Development of a model of focal pneumococcal pneumonia in young rats.

J Immune Based Ther Vaccines 2004 Jan 23;2(1). Epub 2004 Jan 23.

Division of Emergency Medicine, Children's Hospital, Harvard Medical School, Boston MA, USA.

BACKGROUND: A recently licensed pneumococcal conjugate vaccine has been shown to be highly effective in the prevention of bacteremia in immunized children but the degree of protection against pneumonia has been difficult to determine. METHODS: We sought to develop a model of Streptococcus pneumoniae pneumonia in Sprague-Dawley rats.

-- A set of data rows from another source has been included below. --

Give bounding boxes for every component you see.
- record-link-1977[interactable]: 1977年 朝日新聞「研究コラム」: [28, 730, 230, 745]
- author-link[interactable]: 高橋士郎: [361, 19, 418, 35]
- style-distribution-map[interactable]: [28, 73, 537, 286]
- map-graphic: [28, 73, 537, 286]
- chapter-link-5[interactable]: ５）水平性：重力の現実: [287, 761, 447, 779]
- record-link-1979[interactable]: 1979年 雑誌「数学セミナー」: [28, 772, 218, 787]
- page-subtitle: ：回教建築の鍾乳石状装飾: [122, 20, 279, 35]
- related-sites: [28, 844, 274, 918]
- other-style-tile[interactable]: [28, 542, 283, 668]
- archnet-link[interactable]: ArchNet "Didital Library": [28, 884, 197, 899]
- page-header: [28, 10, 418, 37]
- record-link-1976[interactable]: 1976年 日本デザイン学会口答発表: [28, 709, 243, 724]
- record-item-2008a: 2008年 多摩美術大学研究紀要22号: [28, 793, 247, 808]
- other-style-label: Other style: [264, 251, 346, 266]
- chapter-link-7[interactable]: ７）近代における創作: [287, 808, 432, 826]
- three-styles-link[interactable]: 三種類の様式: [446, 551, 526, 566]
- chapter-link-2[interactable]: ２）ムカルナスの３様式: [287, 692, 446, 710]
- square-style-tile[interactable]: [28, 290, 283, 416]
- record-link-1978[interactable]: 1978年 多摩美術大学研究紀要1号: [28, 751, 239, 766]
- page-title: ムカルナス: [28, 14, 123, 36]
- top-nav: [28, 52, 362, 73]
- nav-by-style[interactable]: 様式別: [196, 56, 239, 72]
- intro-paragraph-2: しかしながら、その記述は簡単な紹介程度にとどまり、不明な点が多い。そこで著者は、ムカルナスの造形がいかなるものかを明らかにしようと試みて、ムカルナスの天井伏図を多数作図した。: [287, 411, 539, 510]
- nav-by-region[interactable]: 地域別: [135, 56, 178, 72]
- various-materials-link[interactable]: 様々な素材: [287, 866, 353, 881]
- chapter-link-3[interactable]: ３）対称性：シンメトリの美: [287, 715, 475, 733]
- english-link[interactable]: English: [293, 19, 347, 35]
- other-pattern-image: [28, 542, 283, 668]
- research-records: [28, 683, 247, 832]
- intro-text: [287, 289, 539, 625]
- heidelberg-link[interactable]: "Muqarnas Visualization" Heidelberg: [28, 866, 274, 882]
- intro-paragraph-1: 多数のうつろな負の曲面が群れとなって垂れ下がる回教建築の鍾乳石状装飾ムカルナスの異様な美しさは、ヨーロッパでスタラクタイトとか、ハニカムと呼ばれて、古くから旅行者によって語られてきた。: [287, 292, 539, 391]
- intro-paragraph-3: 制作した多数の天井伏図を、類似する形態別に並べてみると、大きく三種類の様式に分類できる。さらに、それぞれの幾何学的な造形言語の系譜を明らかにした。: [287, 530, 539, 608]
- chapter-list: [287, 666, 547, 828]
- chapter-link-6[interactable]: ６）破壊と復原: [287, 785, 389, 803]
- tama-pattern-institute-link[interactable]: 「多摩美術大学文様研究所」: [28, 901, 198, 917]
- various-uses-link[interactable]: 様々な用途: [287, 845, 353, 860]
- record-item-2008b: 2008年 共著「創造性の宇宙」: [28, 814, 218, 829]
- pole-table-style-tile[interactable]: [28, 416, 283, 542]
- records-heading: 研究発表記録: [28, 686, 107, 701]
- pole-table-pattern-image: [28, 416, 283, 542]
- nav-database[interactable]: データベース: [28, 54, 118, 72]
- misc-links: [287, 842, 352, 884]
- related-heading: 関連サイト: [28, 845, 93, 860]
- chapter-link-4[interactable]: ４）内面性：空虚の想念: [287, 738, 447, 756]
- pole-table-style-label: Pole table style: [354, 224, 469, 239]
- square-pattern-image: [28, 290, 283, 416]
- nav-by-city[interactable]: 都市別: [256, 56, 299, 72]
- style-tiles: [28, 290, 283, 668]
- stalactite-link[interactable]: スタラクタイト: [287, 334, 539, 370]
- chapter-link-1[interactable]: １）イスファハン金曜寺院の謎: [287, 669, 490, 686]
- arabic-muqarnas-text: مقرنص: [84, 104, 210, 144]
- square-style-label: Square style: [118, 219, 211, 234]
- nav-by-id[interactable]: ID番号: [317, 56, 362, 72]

We challenged three-week old Sprague-Dawley pups via intrapulmonary injection of S. pneumoniae serotypes 3 and 6B. Outcomes included bacteremia, mortality as well histologic sections of the lungs. RESULTS: Pneumonia was reliably produced in animals receiving either 10 or 100 cfu of type 3 pneumococci, with 30% and 50% mortality respectively. Similarly, with type 6B, the likelihood of pneumonia increased with the inoculum, as did the mortality rate. Prophylactic administration of a preparation of high-titered anticapsular antibody prevented the development of type 3 pneumonia and death. CONCLUSION: We propose that this model may be useful for the evaluation of vaccines for the prevention of pneumococcal pneumonia.